Sarah.Raphaele 08/08/2023
“todo o passado terreno terá sido o Céu para quem é salvo. Da mesma forma (...) será vista pelos condenados como o Inferno.”
Como a sinopse relata, acompanhamos uma pessoa sem nome que se encontra em um lugar remoto, uma cidade cinzenta, (que mais a frente será chamada de Inferno) e entra em um ônibus com destino ao Vale da sombra da vida, mais próxima das montanhas/terras altas (o Céu).
As pessoas que vivem lá são sólidas, e os visitantes não (possuem aparência fantasmagórica). E lá, elas devem escolher se permanecem ali e seguem caminho às montanhas ou se voltam para o lugar de onde vieram.

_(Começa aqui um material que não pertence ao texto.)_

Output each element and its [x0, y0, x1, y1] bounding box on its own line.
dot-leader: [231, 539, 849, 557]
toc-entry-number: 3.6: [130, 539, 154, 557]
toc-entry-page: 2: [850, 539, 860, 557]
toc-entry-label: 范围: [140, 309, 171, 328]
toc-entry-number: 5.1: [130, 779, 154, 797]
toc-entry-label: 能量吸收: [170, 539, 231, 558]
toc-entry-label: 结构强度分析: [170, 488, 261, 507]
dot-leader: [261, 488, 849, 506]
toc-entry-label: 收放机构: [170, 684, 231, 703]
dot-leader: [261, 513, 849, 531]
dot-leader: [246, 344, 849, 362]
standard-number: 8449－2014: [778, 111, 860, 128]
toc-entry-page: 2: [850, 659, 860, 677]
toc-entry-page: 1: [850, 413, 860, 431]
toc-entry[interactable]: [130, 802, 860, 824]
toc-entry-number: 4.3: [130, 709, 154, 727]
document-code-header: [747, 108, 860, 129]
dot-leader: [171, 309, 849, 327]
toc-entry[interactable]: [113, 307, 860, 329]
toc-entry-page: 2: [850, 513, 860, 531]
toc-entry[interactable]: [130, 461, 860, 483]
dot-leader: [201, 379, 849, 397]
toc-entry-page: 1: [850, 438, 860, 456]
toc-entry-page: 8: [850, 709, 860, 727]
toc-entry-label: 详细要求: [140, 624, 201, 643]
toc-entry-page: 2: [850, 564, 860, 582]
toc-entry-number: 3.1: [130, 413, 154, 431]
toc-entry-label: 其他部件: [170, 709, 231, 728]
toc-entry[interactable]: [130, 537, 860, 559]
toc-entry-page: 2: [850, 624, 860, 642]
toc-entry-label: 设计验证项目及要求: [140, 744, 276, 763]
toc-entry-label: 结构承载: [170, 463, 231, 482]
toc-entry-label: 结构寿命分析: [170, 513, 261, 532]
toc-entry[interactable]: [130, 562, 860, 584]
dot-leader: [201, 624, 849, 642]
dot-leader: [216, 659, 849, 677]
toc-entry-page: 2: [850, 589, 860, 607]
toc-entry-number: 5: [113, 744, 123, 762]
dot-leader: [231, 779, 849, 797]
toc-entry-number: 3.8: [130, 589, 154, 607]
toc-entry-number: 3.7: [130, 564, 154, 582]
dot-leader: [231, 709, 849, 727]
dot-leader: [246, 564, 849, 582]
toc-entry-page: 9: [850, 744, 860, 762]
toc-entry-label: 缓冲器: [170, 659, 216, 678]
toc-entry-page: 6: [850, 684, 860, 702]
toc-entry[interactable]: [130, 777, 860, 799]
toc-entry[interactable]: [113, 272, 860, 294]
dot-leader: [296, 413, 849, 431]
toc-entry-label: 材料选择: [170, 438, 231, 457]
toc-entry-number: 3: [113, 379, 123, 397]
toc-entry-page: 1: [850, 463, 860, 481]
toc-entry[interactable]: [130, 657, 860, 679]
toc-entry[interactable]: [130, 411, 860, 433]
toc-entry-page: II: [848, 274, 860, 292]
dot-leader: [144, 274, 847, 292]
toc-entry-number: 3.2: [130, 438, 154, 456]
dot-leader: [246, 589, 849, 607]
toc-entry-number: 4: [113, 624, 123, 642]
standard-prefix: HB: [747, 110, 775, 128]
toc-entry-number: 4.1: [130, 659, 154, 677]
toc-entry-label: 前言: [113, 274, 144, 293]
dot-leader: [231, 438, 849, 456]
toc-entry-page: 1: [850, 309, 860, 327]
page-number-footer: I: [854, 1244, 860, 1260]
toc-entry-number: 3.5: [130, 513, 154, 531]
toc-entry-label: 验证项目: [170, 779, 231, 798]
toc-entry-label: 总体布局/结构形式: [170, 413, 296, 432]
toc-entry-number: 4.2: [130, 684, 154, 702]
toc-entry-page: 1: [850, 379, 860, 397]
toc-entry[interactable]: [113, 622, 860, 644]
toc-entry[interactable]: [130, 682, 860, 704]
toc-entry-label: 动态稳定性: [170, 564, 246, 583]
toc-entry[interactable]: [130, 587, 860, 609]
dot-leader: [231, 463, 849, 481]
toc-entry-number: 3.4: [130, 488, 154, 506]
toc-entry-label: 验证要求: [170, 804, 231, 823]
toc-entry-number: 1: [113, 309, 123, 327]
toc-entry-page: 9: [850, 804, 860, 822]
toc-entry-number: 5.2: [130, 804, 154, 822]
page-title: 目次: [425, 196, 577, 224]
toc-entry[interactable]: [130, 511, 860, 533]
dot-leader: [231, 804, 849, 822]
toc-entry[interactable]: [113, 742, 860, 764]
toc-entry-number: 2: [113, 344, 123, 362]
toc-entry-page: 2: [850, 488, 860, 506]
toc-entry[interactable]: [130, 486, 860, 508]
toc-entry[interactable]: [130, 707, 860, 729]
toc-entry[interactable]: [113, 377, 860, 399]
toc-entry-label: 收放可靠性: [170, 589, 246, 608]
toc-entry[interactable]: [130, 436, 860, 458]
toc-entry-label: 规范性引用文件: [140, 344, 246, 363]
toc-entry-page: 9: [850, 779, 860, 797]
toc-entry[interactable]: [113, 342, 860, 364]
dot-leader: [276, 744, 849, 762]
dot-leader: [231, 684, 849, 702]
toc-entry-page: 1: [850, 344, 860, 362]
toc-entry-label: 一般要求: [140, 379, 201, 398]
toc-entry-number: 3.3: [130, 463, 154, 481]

O vale da sombra da vida é um lugar onde esses ‘fantasmas’ vão para serem diretamente confrontados por seus pecados.
p. 84 “a escolha de toda alma perdida pode ser expressa nas palavras: “melhor reinar no Inferno do que servir no Céu”.
p.87 “no final, existem apenas 2 tipos de pessoas. Aquelas que dizem a Deus “seja feita a tua vontade”; as outras são aquelas às quais Deus, por fim, diz: “seja feita a tua vontade”.”
O personagem-narrador observa as reações dos outros companheiros e suas histórias nos levam a questionar se estamos tentando moldar nossos pecados para caberem no céu ou se estamos prontos para abandoná-los.
A obra foi publicada pela primeira vez como uma série em um jornal The Guardian em 1944 e em 1945 como livro. O título original era "Who Goes Home?" (Quem vai para casa? em tradução literal) mas o título foi alterado para "The Great Divorce, a dream". A editora Thomas Nelson decidiu manter uma tradução fiel e trouxe ao Brasil como “O grande divórcio, um sonho”.
Falo isso porque já tivemos outra versão em português intitulada de "O Grande Abismo” por outras editoras. Se você achar por aí, saiba que se tratam da mesma obra.
O título da obra é uma resposta ao livro de William Blake (O Casamento do céu e do inferno). Blake foi um poeta inglês muito famoso em sua época, lá no século 18. Blake defendeu a ideia de que céu e inferno podem conviver juntos dentro do homem. Baseado na crença de que bem e mal/ céu e inferno eram coisas relativas, dois lados de uma mesma moeda e que ‘todos os caminhos levem ao bem’. Para Lewis, isso é impossível, a escolha de um implica automaticamente na exclusão do outro, e, por isso, propõe o divórcio desses dois.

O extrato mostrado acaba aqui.